Civil Rights In 1956 Dr. Martin Luther King, Jr. gained national television coverage as the leader of the Montgomery Bus Boycott beginning in 1955 when Rosa Parks, an African-American woman, refused to obey the segregation law that blacks sit in the back of Montgomery, Alabama’s city buses. During the boycott, African-Americans refused to ride on the city buses to protest racially segregated seating. By the end of 1956, the Supreme Court used the Brown decision as precedent and ruled that racial segregation on city buses was unconstitutional, because it denied Montgomery’s black citizens “equal protection of the laws.”

In August 1963 several civil rights organizations planned a March on Washington to lobby Congress for passage of major civil rights legislation. Approximately, 250,000 Americans attended this event. Dr. Martin Luther King, Jr. inspired millions of Americans and became the national leader of the civil rights movement when he delivered his “I have a dream” speech.

“I have a dream,” said Dr. King, that one day on the red hills of Georgia the sons of former slaves and the sons of former slaveowners will be able to sit down together at the table of brotherhood….I have a dream that my four children will one day live in a nation where they will not be judged by the color of their skin but by the content of their character. I have a dream today….From every mountainside, let freedom ring. And when we allow freedom to ring, when we let it ring from every village, from every hamlet, from every state and every city, we will be able to speed up the day when all God’s children, black men and white men, Jews and Gentiles, Protestants and Catholics, will be able to join hands and sing in the words of the old Negro spiritual: ‘Free at last! Free at last! Thank God almighty, we are free at last!’

The 1963 March on Washington helped influence public opinion to support major civil rights legislation. It also demonstrated the power of non-violent, mass protest, which Dr. King had urged throughout his career.

President John F. Kennedy was assassinated in November 1963 and Lyndon B. Johnson became President. President Johnson played an important role in the passage of the 1964 Civil Rights Act, the 1965 Voting Rights Act, and the Civil Rights Act of 1968.

The Civil Rights Act of 1964 1) Outlawed discrimination based on race, religion, and sex by employers. 2) It outlawed racial, religious and sex discrimination in public places (made it illegal to segregate public buildings or schools) and made it illegal for hotels, motels, and restaurants to deny service to customers because of their race. 3) Third, it gave the federal government more power to enforce all the laws governing civil rights.

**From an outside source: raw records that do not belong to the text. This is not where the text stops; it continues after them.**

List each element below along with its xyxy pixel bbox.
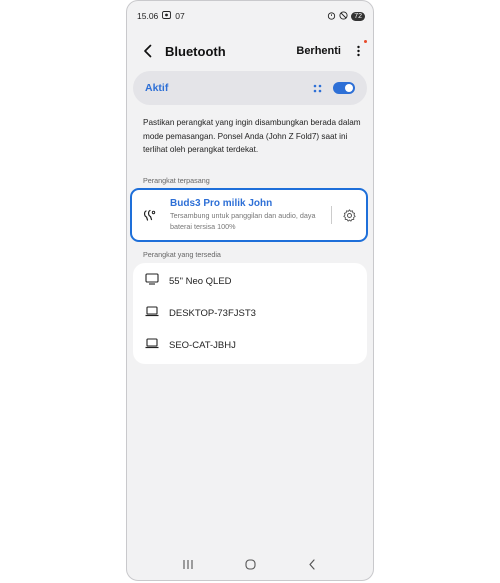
phone-screen: 15.06 07 72 Bluetooth Berhenti Aktif Pas… bbox=[126, 0, 374, 581]
stop-scan-button[interactable]: Berhenti bbox=[296, 45, 341, 57]
divider bbox=[331, 206, 332, 224]
available-section-label: Perangkat yang tersedia bbox=[143, 250, 221, 259]
recent-apps-button[interactable] bbox=[180, 556, 196, 572]
toggle-label: Aktif bbox=[145, 82, 169, 94]
app-header: Bluetooth Berhenti bbox=[139, 40, 367, 61]
status-extra: 07 bbox=[175, 11, 185, 21]
paired-device-name: Buds3 Pro milik John bbox=[170, 198, 273, 209]
battery-badge: 72 bbox=[351, 11, 365, 21]
available-device-item[interactable]: DESKTOP-73FJST3 bbox=[133, 297, 367, 329]
home-button[interactable] bbox=[242, 556, 258, 572]
device-name: 55" Neo QLED bbox=[169, 275, 232, 287]
bluetooth-switch[interactable] bbox=[333, 82, 355, 94]
screenshot-icon bbox=[162, 11, 172, 21]
device-name: SEO-CAT-JBHJ bbox=[169, 339, 236, 351]
back-nav-icon bbox=[309, 558, 315, 570]
alarm-icon bbox=[327, 11, 336, 22]
more-vertical-icon bbox=[356, 45, 360, 57]
back-arrow-icon bbox=[143, 44, 151, 58]
pairing-description: Pastikan perangkat yang ingin disambungk… bbox=[143, 118, 361, 154]
status-time: 15.06 bbox=[137, 11, 159, 21]
navigation-bar bbox=[127, 556, 373, 572]
tv-icon bbox=[145, 272, 159, 290]
status-bar: 15.06 07 72 bbox=[137, 9, 365, 23]
paired-device-item[interactable]: Buds3 Pro milik John Tersambung untuk pa… bbox=[130, 188, 368, 242]
paired-device-status: Tersambung untuk panggilan dan audio, da… bbox=[170, 211, 316, 231]
notification-dot bbox=[364, 40, 367, 43]
available-device-item[interactable]: 55" Neo QLED bbox=[133, 265, 367, 297]
device-settings-button[interactable] bbox=[342, 208, 356, 222]
earbuds-icon bbox=[142, 207, 158, 223]
recent-apps-icon bbox=[183, 559, 193, 569]
do-not-disturb-icon bbox=[339, 10, 348, 22]
gear-icon bbox=[342, 208, 356, 222]
page-title: Bluetooth bbox=[165, 43, 226, 59]
scan-dots-icon[interactable] bbox=[313, 83, 323, 93]
device-name: DESKTOP-73FJST3 bbox=[169, 307, 256, 319]
laptop-icon bbox=[145, 336, 159, 354]
switch-knob bbox=[345, 84, 353, 92]
laptop-icon bbox=[145, 304, 159, 322]
available-device-item[interactable]: SEO-CAT-JBHJ bbox=[133, 329, 367, 361]
home-icon bbox=[244, 558, 256, 570]
back-button[interactable] bbox=[139, 41, 155, 61]
more-options-button[interactable] bbox=[353, 40, 367, 60]
back-nav-button[interactable] bbox=[304, 556, 320, 572]
bluetooth-toggle-card[interactable]: Aktif bbox=[133, 71, 367, 105]
paired-section-label: Perangkat terpasang bbox=[143, 176, 210, 185]
available-devices-list: 55" Neo QLED DESKTOP-73FJST3 SEO-CAT-JBH… bbox=[133, 263, 367, 364]
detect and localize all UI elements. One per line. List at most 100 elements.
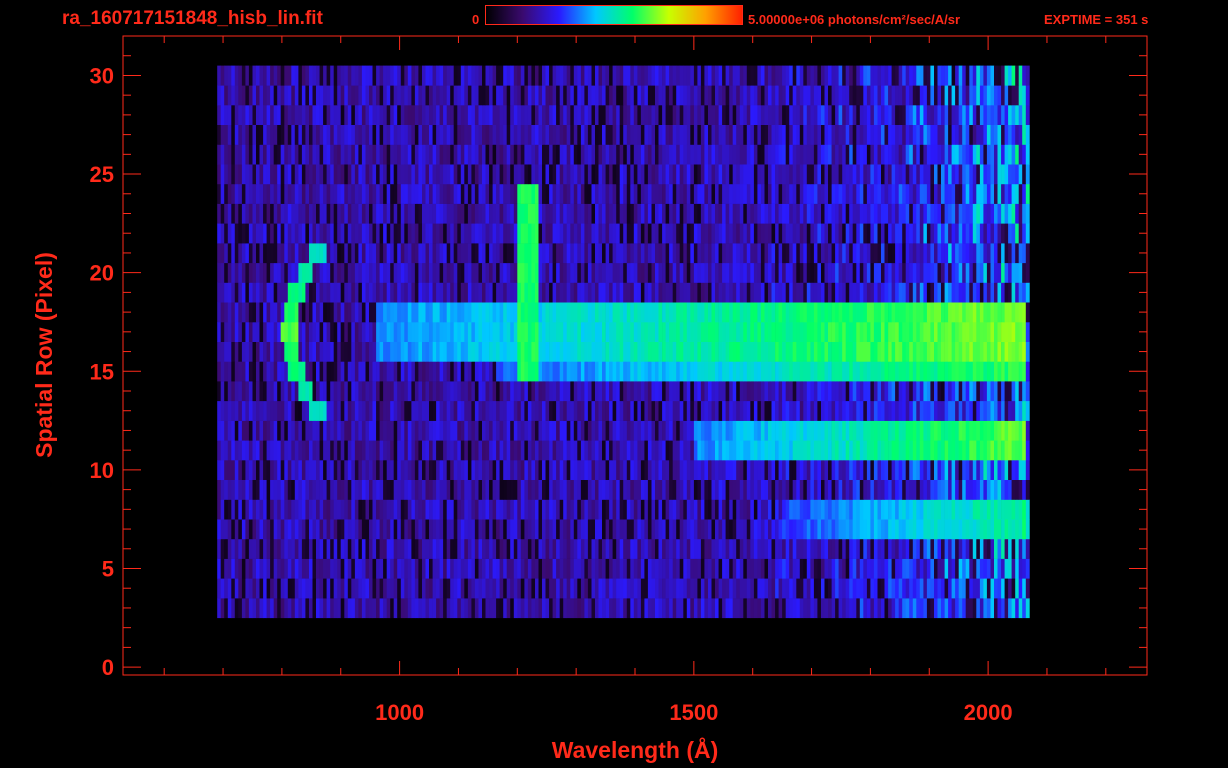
heatmap-cell [626, 243, 631, 264]
heatmap-cell [775, 361, 779, 382]
heatmap-cell [930, 302, 935, 323]
heatmap-cell [926, 598, 931, 619]
heatmap-cell [397, 322, 402, 342]
heatmap-cell [658, 538, 663, 559]
heatmap-cell [732, 223, 737, 244]
heatmap-cell [616, 598, 621, 619]
heatmap-cell [570, 440, 575, 461]
heatmap-cell [291, 322, 296, 342]
heatmap-cell [305, 282, 310, 303]
heatmap-cell [298, 578, 303, 599]
heatmap-cell [743, 479, 748, 500]
heatmap-cell [298, 440, 303, 461]
heatmap-cell [715, 262, 719, 283]
heatmap-cell [390, 243, 395, 264]
heatmap-cell [316, 420, 320, 441]
heatmap-cell [941, 479, 945, 500]
heatmap-cell [542, 400, 546, 421]
heatmap-cell [298, 460, 303, 480]
heatmap-cell [806, 460, 811, 480]
heatmap-cell [294, 183, 299, 204]
heatmap-cell [414, 420, 419, 441]
heatmap-cell [612, 538, 617, 559]
heatmap-cell [471, 558, 476, 579]
heatmap-cell [351, 282, 356, 303]
heatmap-cell [824, 361, 829, 382]
heatmap-cell [436, 578, 440, 599]
heatmap-cell [482, 420, 486, 441]
heatmap-cell [768, 282, 772, 303]
heatmap-cell [503, 381, 508, 402]
heatmap-cell [948, 302, 952, 323]
heatmap-cell [729, 558, 734, 579]
heatmap-cell [316, 519, 320, 540]
heatmap-cell [535, 262, 539, 283]
heatmap-cell [605, 440, 610, 461]
heatmap-cell [888, 479, 892, 500]
heatmap-cell [1001, 262, 1005, 283]
heatmap-cell [725, 322, 730, 342]
heatmap-cell [492, 479, 497, 500]
heatmap-cell [1022, 420, 1027, 441]
heatmap-cell [1025, 282, 1030, 303]
heatmap-cell [478, 183, 483, 204]
heatmap-cell [312, 183, 317, 204]
heatmap-cell [976, 538, 981, 559]
heatmap-cell [619, 578, 624, 599]
heatmap-cell [965, 420, 970, 441]
heatmap-cell [1015, 400, 1020, 421]
heatmap-cell [930, 440, 935, 461]
heatmap-cell [280, 598, 285, 619]
heatmap-cell [704, 341, 709, 362]
heatmap-cell [616, 361, 621, 382]
heatmap-cell [598, 361, 603, 382]
heatmap-cell [831, 223, 836, 244]
heatmap-cell [443, 322, 447, 342]
heatmap-cell [948, 341, 952, 362]
heatmap-cell [595, 203, 599, 224]
heatmap-cell [630, 558, 635, 579]
heatmap-cell [467, 183, 472, 204]
heatmap-cell [965, 302, 970, 323]
heatmap-cell [224, 400, 229, 421]
heatmap-cell [464, 223, 469, 244]
heatmap-cell [485, 460, 490, 480]
heatmap-cell [510, 460, 515, 480]
heatmap-cell [676, 460, 681, 480]
heatmap-cell [810, 420, 815, 441]
heatmap-cell [994, 558, 998, 579]
heatmap-cell [768, 460, 772, 480]
heatmap-cell [813, 558, 818, 579]
heatmap-cell [549, 578, 553, 599]
heatmap-cell [598, 420, 603, 441]
heatmap-cell [623, 262, 628, 283]
heatmap-cell [256, 558, 260, 579]
heatmap-cell [937, 479, 942, 500]
heatmap-cell [217, 558, 222, 579]
heatmap-cell [354, 499, 359, 520]
heatmap-cell [612, 282, 617, 303]
heatmap-cell [771, 361, 776, 382]
heatmap-cell [753, 282, 758, 303]
heatmap-cell [983, 262, 988, 283]
heatmap-cell [732, 183, 737, 204]
heatmap-cell [881, 262, 885, 283]
heatmap-cell [895, 243, 899, 264]
heatmap-cell [813, 341, 818, 362]
heatmap-cell [277, 282, 282, 303]
heatmap-cell [397, 499, 402, 520]
heatmap-cell [450, 440, 455, 461]
heatmap-cell [439, 243, 444, 264]
heatmap-cell [743, 262, 748, 283]
heatmap-cell [658, 479, 663, 500]
heatmap-cell [570, 223, 575, 244]
heatmap-cell [782, 282, 786, 303]
heatmap-cell [591, 598, 596, 619]
heatmap-cell [570, 183, 575, 204]
heatmap-cell [764, 479, 769, 500]
heatmap-cell [411, 322, 416, 342]
heatmap-cell [919, 440, 924, 461]
heatmap-cell [838, 538, 843, 559]
heatmap-cell [386, 538, 391, 559]
heatmap-cell [301, 598, 306, 619]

Voting Rights Act of 1965 Outlawed literacy tests (to determine if a voter could read and write) as a requirement for voter registration. Southern states has used literacy tests as a way to deny the right to vote . Second, the Voting Rights Act sent federal registrars to the South to register voters. This act resulted in a large increase in the number of African-American voters throughout the South.

Civil Rights In 1968 Dr. Martin Luther King, Jr. was assassinated. In Dr. King’s memory President Johnson persuaded Congress to pass a third major civil rights law. The Civil Rights Act of 1968 prohibited racial discrimination in the sale or rental of housing. With Dr. King’s death and passage of federal open housing legislation the United States entered a new era in its history.